Toward evening of the second day Genl. L. C. Baker, then chief of the "detective bureau of the war department," recved. orders from sec. Stanton to dispose of the body. Stanton said "Put it where it will not be disturbed until Gabriel blows his last trumpet."

I was ordered to assist him. The body was then placed in a row-boat, and taking with us one trusty man to manage the boat, we quietly floated down the river

Crowds of people all along the shore were watching us. For a "blind" we took with us a heavy ball and chain and it was soon going from lip to lip that we were about to sink the body in the Potomac. Darkness soon came on completely concealing our movements, and under its cover we pulled slowly back to the old penitentiay which during the war was used as an Arsenal.
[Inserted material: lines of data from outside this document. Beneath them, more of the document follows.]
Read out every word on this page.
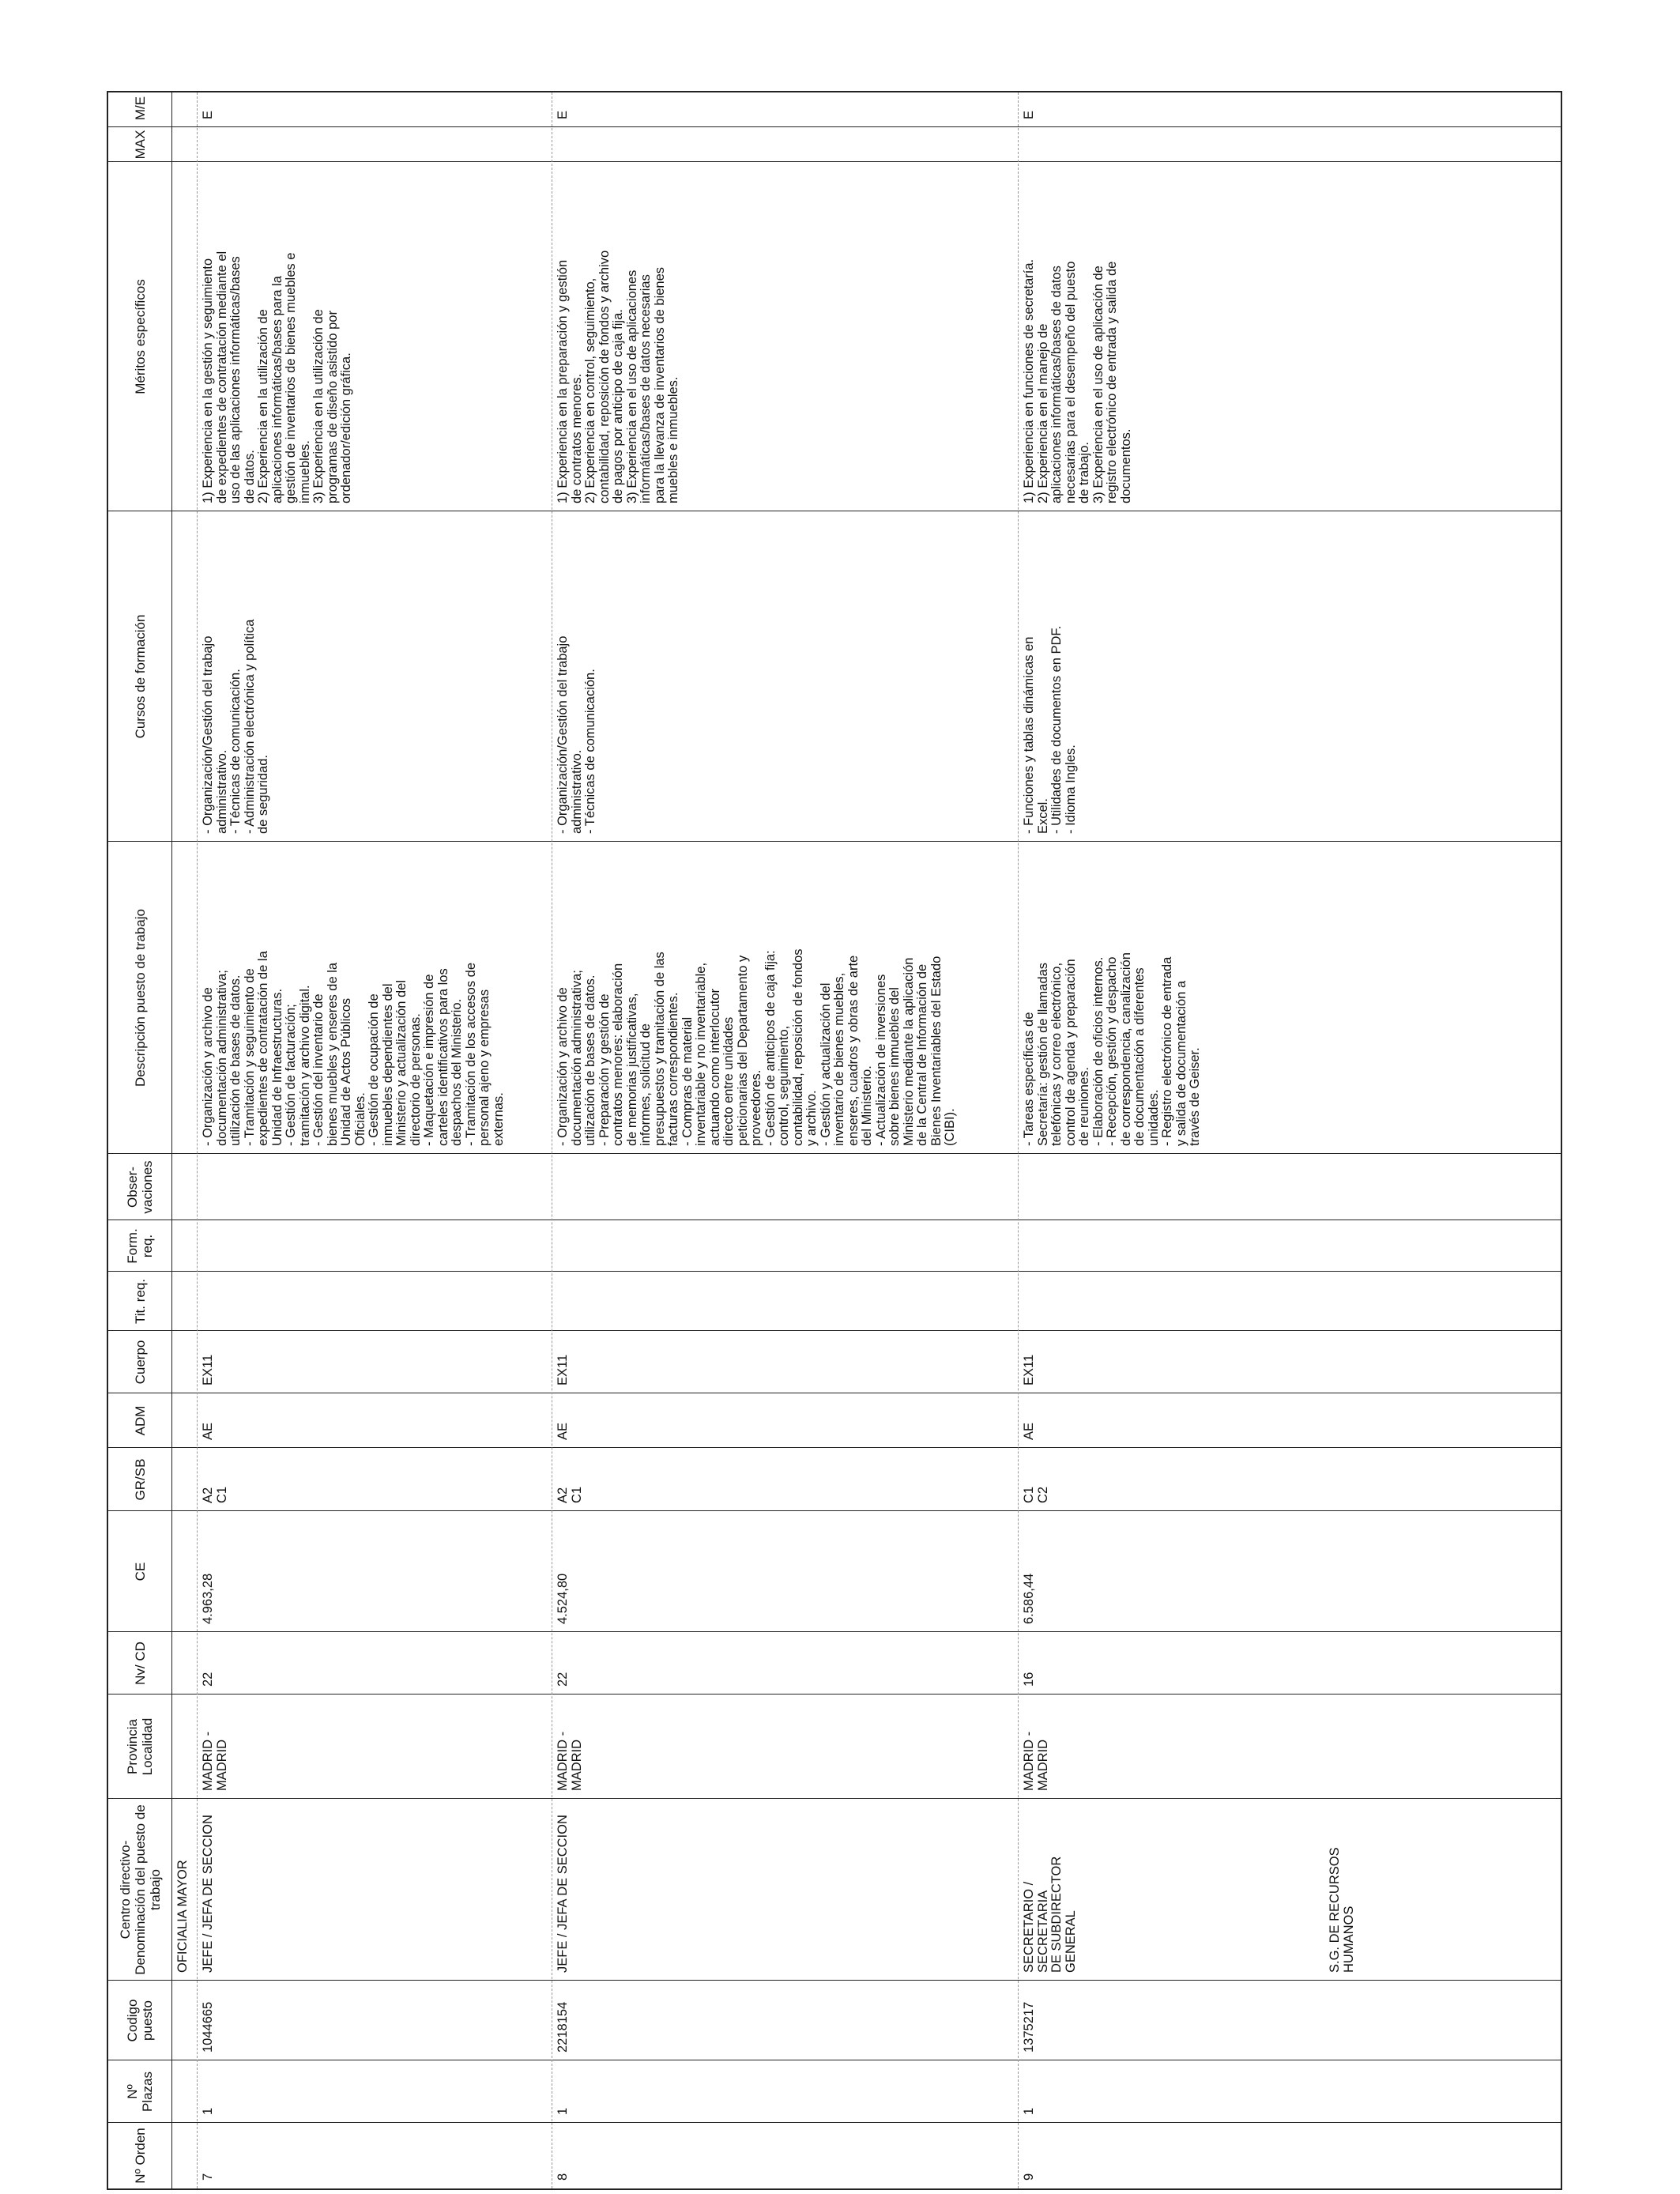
Nº Orden
Nº Plazas
Codigo puesto
Centro directivo- Denominación del puesto de trabajo
Provincia Localidad
Nv/ CD
CE
GR/SB
ADM
Cuerpo
Tit. req.
Form. req.
Obser- vaciones
Descripción puesto de trabajo
Cursos de formación
Méritos específicos
MAX
M/E
OFICIALIA MAYOR	S.G. DE RECURSOS
HUMANOS
7
1
1044665
JEFE / JEFA DE SECCION
MADRID -
MADRID
22
4.963,28
A2
C1
AE
EX11
- Organización y archivo de
documentación administrativa;
utilización de bases de datos.
- Tramitación y seguimiento de
expedientes de contratación de la
Unidad de Infraestructuras.
- Gestión de facturación;
tramitación y archivo digital.
- Gestión del inventario de
bienes muebles y enseres de la
Unidad de Actos Públicos
Oficiales.
- Gestión de ocupación de
inmuebles dependientes del
Ministerio y actualización del
directorio de personas.
- Maquetación e impresión de
carteles identificativos para los
despachos del Ministerio.
- Tramitación de los accesos de
personal ajeno y empresas
externas.
- Organización/Gestión del trabajo
administrativo.
- Técnicas de comunicación.
- Administración electrónica y política
de seguridad.
1) Experiencia en la gestión y seguimiento
de expedientes de contratación mediante el
uso de las aplicaciones informáticas/bases
de datos.
2) Experiencia en la utilización de
aplicaciones informáticas/bases para la
gestión de inventarios de bienes muebles e
inmuebles.
3) Experiencia en la utilización de
programas de diseño asistido por
ordenador/edición gráfica.
E
8
1
2218154
JEFE / JEFA DE SECCION
MADRID -
MADRID
22
4.524,80
A2
C1
AE
EX11
- Organización y archivo de
documentación administrativa;
utilización de bases de datos.
- Preparación y gestión de
contratos menores: elaboración
de memorias justificativas,
informes, solicitud de
presupuestos y tramitación de las
facturas correspondientes.
- Compras de material
inventariable y no inventariable,
actuando como interlocutor
directo entre unidades
peticionarias del Departamento y
proveedores.
- Gestión de anticipos de caja fija:
control, seguimiento,
contabilidad, reposición de fondos
y archivo.
- Gestión y actualización del
inventario de bienes muebles,
enseres, cuadros y obras de arte
del Ministerio.
- Actualización de inversiones
sobre bienes inmuebles del
Ministerio mediante la aplicación
de la Central de Información de
Bienes Inventariables del Estado
(CIBI).
- Organización/Gestión del trabajo
administrativo.
- Técnicas de comunicación.
1) Experiencia en la preparación y gestión
de contratos menores.
2) Experiencia en control, seguimiento,
contabilidad, reposición de fondos y archivo
de pagos por anticipo de caja fija.
3) Experiencia en el uso de aplicaciones
informáticas/bases de datos necesarias
para la llevanza de inventarios de bienes
muebles e inmuebles.
E
9
1
1375217
SECRETARIO / SECRETARIA
DE SUBDIRECTOR GENERAL
MADRID -
MADRID
16
6.586,44
C1
C2
AE
EX11
- Tareas específicas de
Secretaría: gestión de llamadas
telefónicas y correo electrónico,
control de agenda y preparación
de reuniones.
- Elaboración de oficios internos.
- Recepción, gestión y despacho
de correspondencia, canalización
de documentación a diferentes
unidades.
- Registro electrónico de entrada
y salida de documentación a
través de Geiser.
- Funciones y tablas dinámicas en
Excel.
- Utilidades de documentos en PDF.
- Idioma Ingles.
1) Experiencia en funciones de secretaría.
2) Experiencia en el manejo de
aplicaciones informáticas/bases de datos
necesarias para el desempeño del puesto
de trabajo.
3) Experiencia en el uso de aplicación de
registro electrónico de entrada y salida de
documentos.
E
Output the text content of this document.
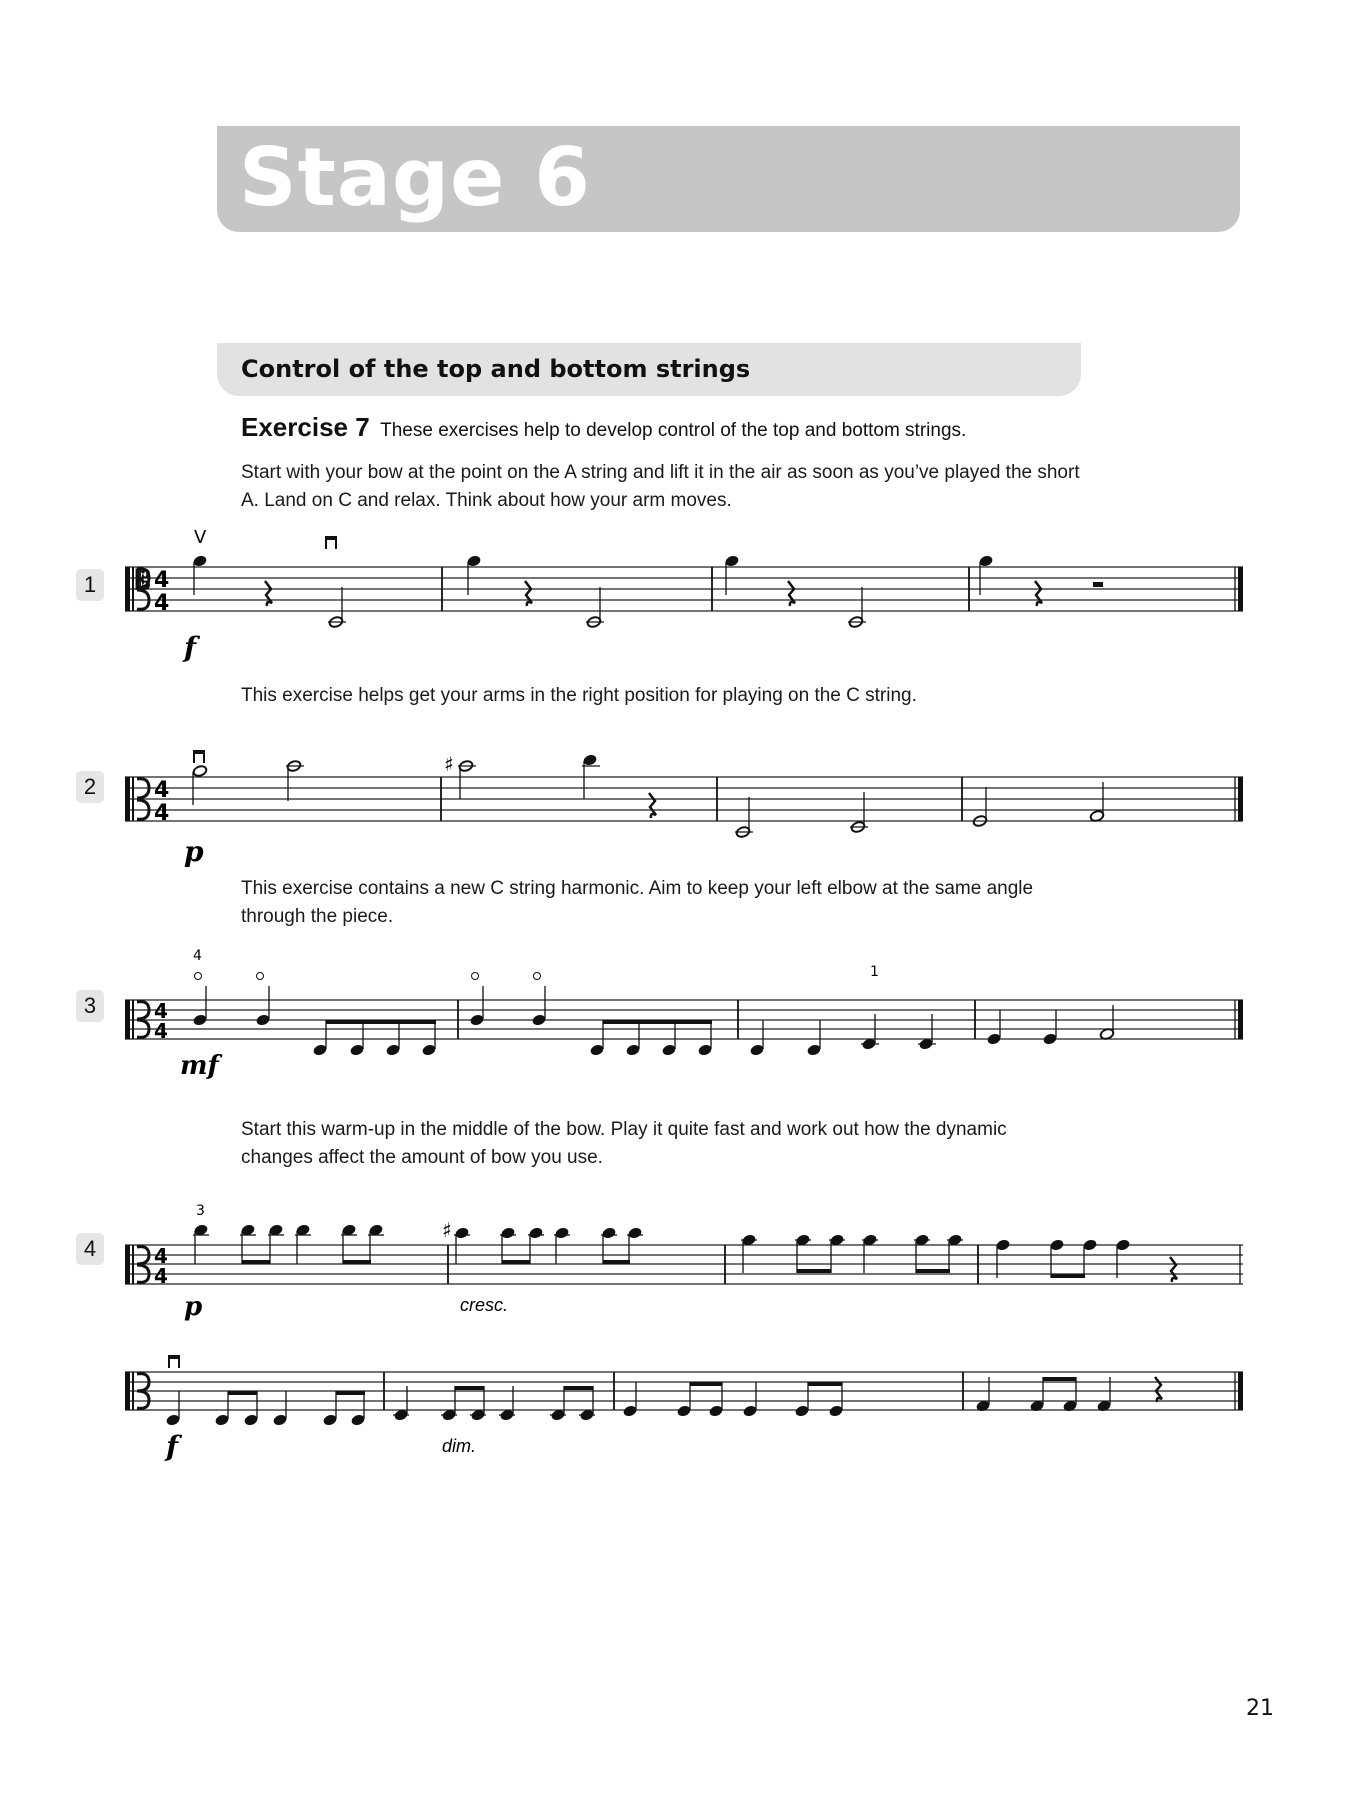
Stage 6
Control of the top and bottom strings
Exercise 7 These exercises help to develop control of the top and bottom strings.
Start with your bow at the point on the A string and lift it in the air as soon as you’ve played the short A. Land on C and relax. Think about how your arm moves.
This exercise helps get your arms in the right position for playing on the C string.
This exercise contains a new C string harmonic. Aim to keep your left elbow at the same angle through the piece.
Start this warm-up in the middle of the bow. Play it quite fast and work out how the dynamic changes affect the amount of bow you use.
1
2
3
4
𝄡 4
4
V
f
4
4
♯
p
4
4
4
1
mf
4
4
3
♯
p	cresc.
f	dim.
21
The body was then lifted


from the boat & carried through a door opening upon the river front. Under the stone floor of what had been a prison cell, a shallow grave was dug, and the body, with the U.S. blanket "for a winding sheet," was there interred, where it remained untill Booths accomplices were hanged. It was then taken up and burried with his companions in crime. I have since learned that the remains was again disinterred and given to his friends, and that they now rest in the family burial place in — Baltimore Md.

L. B. Baker
Lieut. & A.D.M.
1st D.C. Cav.

Library of Congress: Herndon-Weik Collection. Manuscript Division. Library of Congress. Washington, D.C. 5266 — 67



1. This statement was written on the letterhead of the State of Michigan, Auditor General's Office, with a printed dateline "188_".